Ve sonra cömert hediyeler sonunda vaat edilen topraklara düştü. 2009 yılında, Tamar gaz sahası bulundu, 307 milyar metreküp olarak tahmin edildi ve 2010 yılında - Leviathan 453 milyar metreküp gazla bulundu (bazı raporlara göre, raftaki keşfedilmemiş gaz rezervlerinin hacmi 3 trilyon metreküpten fazla olabilir). Bölgedeki komşular da şanslıydı. Mısır, Zohr alanını - 453 milyar metreküp ve Kıbrıs adası - Afrodit'i sırasıyla 170 milyar keşfetti. Klasikleri başka bir deyişle, Avrupa için çok az, bu ülkeler için çok fazla. En zengin Avrupa gaz pazarı tam anlamıyla burnumuzun dibinde, fazla para birimi yok ve bu nedenle EastMed açık deniz boru hattının inşası için plan olgunlaştı.

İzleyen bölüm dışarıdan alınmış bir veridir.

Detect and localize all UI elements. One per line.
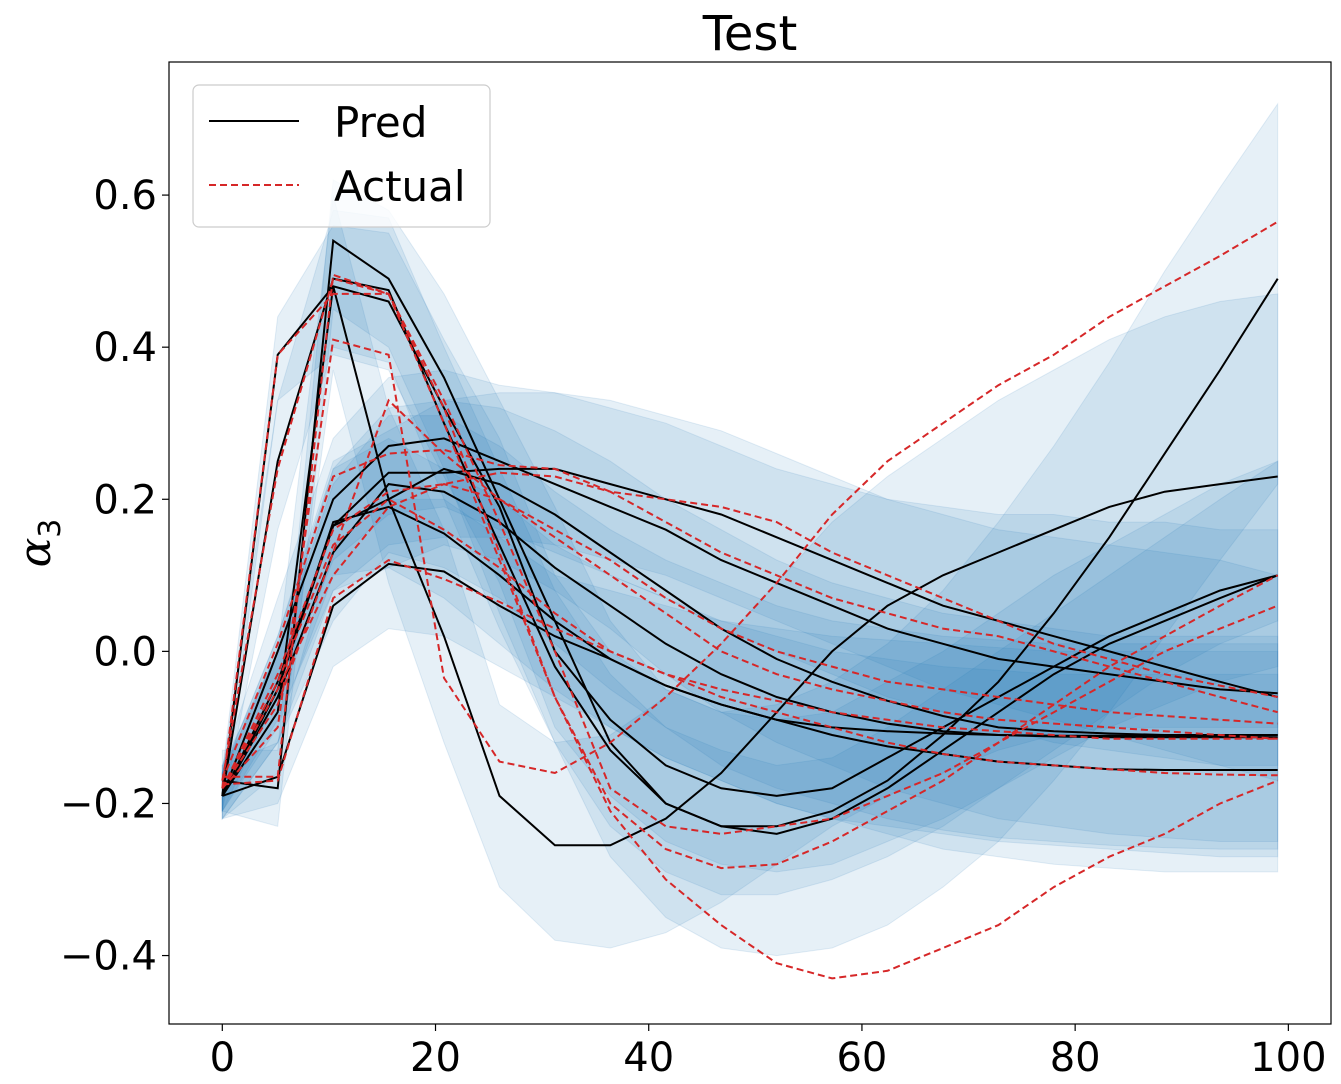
- band-5: [221, 224, 1279, 873]
- pred-line-7: [221, 286, 1278, 847]
- legend-label-pred: Pred: [334, 98, 427, 147]
- x-tick-label: 0: [210, 1035, 235, 1081]
- actual-line-0: [222, 558, 1278, 786]
- x-tick-label: 60: [836, 1035, 887, 1081]
- actual-line-3: [221, 471, 1278, 789]
- chart-title: Test: [702, 6, 798, 62]
- y-axis-label: α3: [10, 519, 68, 568]
- pred-line-2: [221, 437, 1278, 797]
- pred-line-9: [221, 483, 1278, 797]
- pred-line-5: [221, 285, 1278, 797]
- actual-line-2: [221, 448, 1278, 781]
- axes-frame: [168, 61, 1332, 1025]
- y-tick-label: 0.2: [93, 477, 157, 523]
- confidence-bands: [221, 102, 1279, 957]
- actual-line-6: [222, 273, 1279, 980]
- y-tick-label: 0.0: [93, 629, 157, 675]
- band-6: [221, 102, 1279, 957]
- x-tick-label: 40: [623, 1035, 674, 1081]
- actual-line-4: [221, 277, 1279, 870]
- actual-line-1: [221, 498, 1278, 789]
- x-tick-label: 80: [1050, 1035, 1101, 1081]
- band-0: [221, 498, 1279, 858]
- y-axis-label-subscript: 3: [33, 519, 68, 538]
- x-axis-ticks: 0 20 40 60 80 100: [210, 1024, 1327, 1081]
- x-tick-label: 100: [1250, 1035, 1326, 1081]
- legend: Pred Actual: [192, 84, 491, 228]
- legend-label-actual: Actual: [334, 162, 466, 211]
- y-tick-label: −0.2: [60, 781, 157, 827]
- actual-line-8: [221, 398, 1278, 789]
- x-tick-label: 20: [410, 1035, 461, 1081]
- y-tick-label: −0.4: [60, 934, 157, 980]
- y-tick-label: 0.4: [93, 325, 157, 371]
- actual-line-7: [221, 220, 1279, 789]
- y-axis-label-main: α: [10, 538, 61, 568]
- y-tick-label: 0.6: [93, 173, 157, 219]
- actual-line-9: [221, 483, 1278, 789]
- y-axis-ticks: −0.4 −0.2 0.0 0.2 0.4 0.6: [60, 173, 169, 980]
- pred-line-6: [222, 238, 1279, 828]
- band-9: [221, 415, 1279, 850]
- pred-line-8: [221, 467, 1278, 797]
- series-lines: [221, 220, 1279, 980]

Boru hattı Doğu Akdeniz'i Güney Avrupa'ya bağlayacak ve kapasitesi nispeten mütevazı bir yılda 10 milyar metreküp olacak. Uzunluk etkileyici - 1900 kilometre ve çok büyük derinliklerde çalışacak, bu da inşaatı zorlaştıracak ve maliyetini artıracak. 7 ile 10 milyar dolar arasında olduğu tahmin ediliyor. Çok pahalı görünebilir, ancak çok fazla gaz tedarik edilmeyecektir. Ama kabul edelim ki EastMed, ekonomine kadar politikası... Proje hem Avrupa Birliği hem de Amerika Birleşik Devletleri tarafından desteklenmektedir. Avrupalı yetkililerin çok şey söyleyen Rus "Kuzey Akım-2" ye getirilen kısıtlamalardan boru hattını kaldırması oldukça önemli.
Gazprom için bu, TAP-TANAP projesinin "Türk Akımı" na zaten karşı çıktığı Güney Avrupa pazarında başka bir rakibin ortaya çıkması anlamına geliyor, Cezayir gazı ve LNG var. Pazar payı kaybı parlıyor. Bunun ne kadar ciddi olduğu, beklenmedik bir şekilde Moskova'nın durumsal müttefiki haline gelen Ankara'nın davranışıyla kanıtlanıyor.
Türkiye, komşularının Akdeniz'in petrol ve doğalgaz sahanlığını çıkarlarını hesaba katmadan ikiye ayırmasını büyük bir memnuniyetsizlikle izliyor. Bildiğiniz gibi Kıbrıs'ta kısmen tanınan bir Kuzey Kıbrıs Türk Cumhuriyeti var. BM KKTC'yi tanımadı, ancak Ankara, Akdeniz'deki çıkarlarını korumak için Türk enklavını aktif olarak kullanıyor ve adanın Rum kesiminin tek taraflı gaz yatakları iddialarına itiraz ediyor. Bu nedenle, iki yıl önce, Türk Donanması Afrodit'ten İtalyan Eni firmasının Saipem 12000 sondaj gemisini sürdü ve geçen yıl Türkler Kıbrıs sahanlığının kendi kısmında test sondajına başladı.
Ankara, hidrokarbon kaynaklarına yönelik taleplere ek olarak, güney Avrupa'da TAP-TANAP ve Türk Akımı ile rekabet eden EastMed'e karşı çıkıyor. Çıkarlarını savunma niyetinin ciddiyeti, Cumhurbaşkanı Erdoğan'ın Mısır'ın dolaylı olarak karşı çıktığı resmi Trablus'u desteklemek için Libya'ya ve daha az ölçüde Yunanistan ve Kıbrıs'ın Rum kesimine asker gönderme kararıyla kanıtlanmıştır.
Hepsi birlikte ele alındığında, Doğu Akdeniz'de ciddi bir çatışmayı andırıyor. Moskova'nın ve Ankara'nın güney Avrupa gaz piyasasındaki çıkarları çakıştığına göre, şu anda Mareşal Hafter'in yanında Rus paralı askerlerinin bulunduğu Libya'da Türkleri engellememek daha akıllıca olabilir.